The Eight Most Common Mistakes People Make When Producing A Special Interest Video –and How You Can Avoid Them!
By Steve Yankee
There’s no doubt that people are making big dollars producing their own special interest videos…but for every one that hits big, there’s another four or five hundred videos made and released to the marketplace that never even sell adequately enough for their producers to cover their production and development and marketing costs. Why do so many people fail at this –even with good products and good production?
There are a host of good reasons for bad results:
1/ YOU ONLY HAVE ONE PRODUCT. It’s damn hard to produce and market and sell and be a big success on just one title. When your product line is just one item deep, you can’t spread your advertising and marketing costs over several items. Unless you’ve hooked up with a big national bookstore chain like Walden’s or B. Dalton, if you’re selling a single DVD retailing for, say, $19.95, your advertising costs are simply going to eat you up.
2/ YOUR EXPECTATIONS ARE TOO HIGH. Whoops!
Have you been reading too many stories about Jane Fonda’s workout tape making hundreds of millions of dollars? It’s highly unlikely that you’re going to retire on the proceeds from just one special interest video or instructional video. My advice here is to get real. Set reasonable goals for your product(s).
3/ YOU HAVE LITTLE OR NO MARKETING SUPPORT. You can build the best mousetrap in the world, but if you don’t attract the people who WANT that mousetrap –and attract them with an urgency to your message so they start beating down your door, checkbooks in hand –you’re going to be sorely disappointed. If you want to motivate a prospect to buy a product, you have to reach them often, promise real benefits, get them to react swiftly to your offer, then follow up with the goods!
4/ YOUR MATERIAL HAS NO BROAD INTEREST. How many people want to know “How To Make A Swamp?” It’s sad but also very true; a lot of informational DVDs are merely ego-driven productions. You want your name and your face on that DVD; your client wants to be captured on camera, telling us everything he or she knows about collecting lint. If you REALLY want to make money with a video or a series of the same, you have to direct your products at a marketplace that either has a pain you can relieve, or an aspiration that you can help them accomplish.
6/ YOU’RE SPENDING TOO MUCH ON PRODUCTION. It doesn’t make sense to sink $10,000 or more into a Special Interest Video that will net you half that much in a year. Get reasonable.

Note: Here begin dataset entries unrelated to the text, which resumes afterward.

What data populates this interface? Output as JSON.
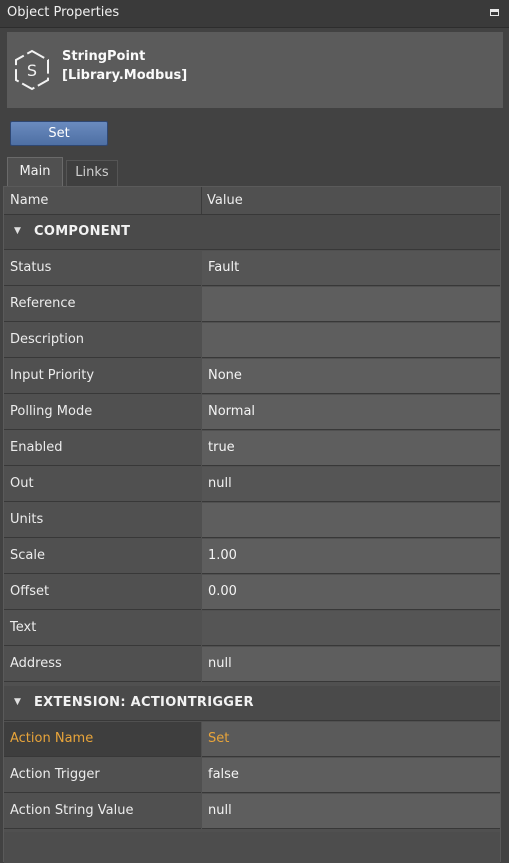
{
  "window": {
    "title": "Object Properties"
  },
  "object": {
    "name": "StringPoint",
    "library": "[Library.Modbus]",
    "icon": "string-point-hex-icon"
  },
  "toolbar": {
    "set_label": "Set"
  },
  "tabs": [
    {
      "label": "Main",
      "active": true
    },
    {
      "label": "Links",
      "active": false
    }
  ],
  "grid": {
    "name_header": "Name",
    "value_header": "Value"
  },
  "sections": {
    "component": "COMPONENT",
    "extension": "EXTENSION: ACTIONTRIGGER"
  },
  "component_rows": [
    {
      "name": "Status",
      "value": "Fault"
    },
    {
      "name": "Reference",
      "value": ""
    },
    {
      "name": "Description",
      "value": ""
    },
    {
      "name": "Input Priority",
      "value": "None"
    },
    {
      "name": "Polling Mode",
      "value": "Normal"
    },
    {
      "name": "Enabled",
      "value": "true"
    },
    {
      "name": "Out",
      "value": "null"
    },
    {
      "name": "Units",
      "value": ""
    },
    {
      "name": "Scale",
      "value": "1.00"
    },
    {
      "name": "Offset",
      "value": "0.00"
    },
    {
      "name": "Text",
      "value": ""
    },
    {
      "name": "Address",
      "value": "null"
    }
  ],
  "extension_rows": [
    {
      "name": "Action Name",
      "value": "Set"
    },
    {
      "name": "Action Trigger",
      "value": "false"
    },
    {
      "name": "Action String Value",
      "value": "null"
    }
  ],
  "colors": {
    "highlight": "#e8a43a",
    "button": "#5a7db4"
  }
}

7/YOU OVERSPEND ON PACKAGING. Unless you’re selling directly in stores where eye-catching point-of-purchase packaging is an absolute must, you don’t need expensive packaging. If you’re selling by mail, you can get by with a Amaray library case and a simple insert label you design and print yourself. The cost of expensive packaging can exceed your production costs, and it’s just not necessary.(Editor’s Note: For retail sales on Amazon or other retail sites, you will to need to invest in good cover design.)
8/ YOU HAVE NO PUBLICITY OR EDITORIAL SUPPORT. It’s unfortunate that many special interest video producers start their publicity efforts only after they’ve got a product or two in their hands. This is detrimental to your sales efforts! You should be doing your publicity well before you’ve got your product ready for release! This publicity should include a press release to those magazines, newsletters and newspapers, radio and televisions stations who would be interested in your new product. And this release should be sent between 75 to 90 days before your product will be ready for sale.
Make no mistake about it; there’s good money to be made in special interest videos. Just remember that the road to success is always a little bit rockier than you might first guess. Luckily, there’s been a lot of travelers on those roads already; observe them, model after them –at least the ones that have navigated successfully, that is! And remember to keep your eyes on the benefits that the customers will attain with your program, and NOT on the program itself. Finally –start small. That way you can accommodate the inevitable growth that will occur when you do things right, time after time.